Hundreds of photographs charting the industrial history of Teesside have been made available to the public via the internet.
Teesside University staff have spent months logging and restoring tens of thousands of photographs and documents gifted to the area by British Steel.
The first digital archive of 500 pictures has now gone live.
The archive captures just a fraction of the full collection, which occupies 700ft (152m) of shelving.
Project manager Dr Joan Heggie said: "I still am like a kid in a candy store, because there's so much that we still haven't appreciated, you know, the size of it.
The first stage of the digital archive project includes 500 photos
"Every day we open a box it's like Christmas Day because it's new to us and it's exciting because we're seeing it for the first time with new eyes, possibly the first time that people have had their hands on it."

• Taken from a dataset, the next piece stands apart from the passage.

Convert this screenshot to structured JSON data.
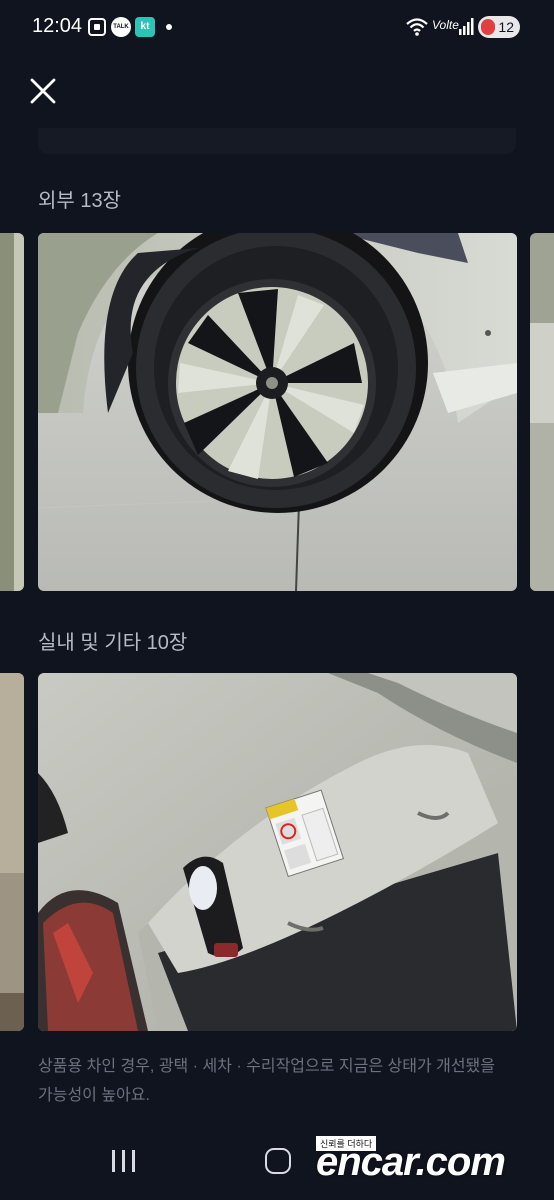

Since steelmaking began on Teesside more than 150 years ago, the area has been responsible for some of the world's greatest bridges, crossing the Yangtze, the Nile, the Bosporus, and including the famous Victoria Falls Bridge.
Dr Heggie hopes that making the images public will help fill in some of the gaps in the archive.
"In most cases, we have an idea of where they are and what we are looking at, but in some cases there is nothing to tell us and this is where the public can help," she said.
"We do have a facility on the website where, if people know what they are looking at, they can click on the picture and it will come up with a comment box which ties that picture with their comment and they can send us that comment to say, 'I know what this is of,' or, 'I was there in 1955. I worked on this bridge."
Another 500 photos will be added to the archive in the coming weeks.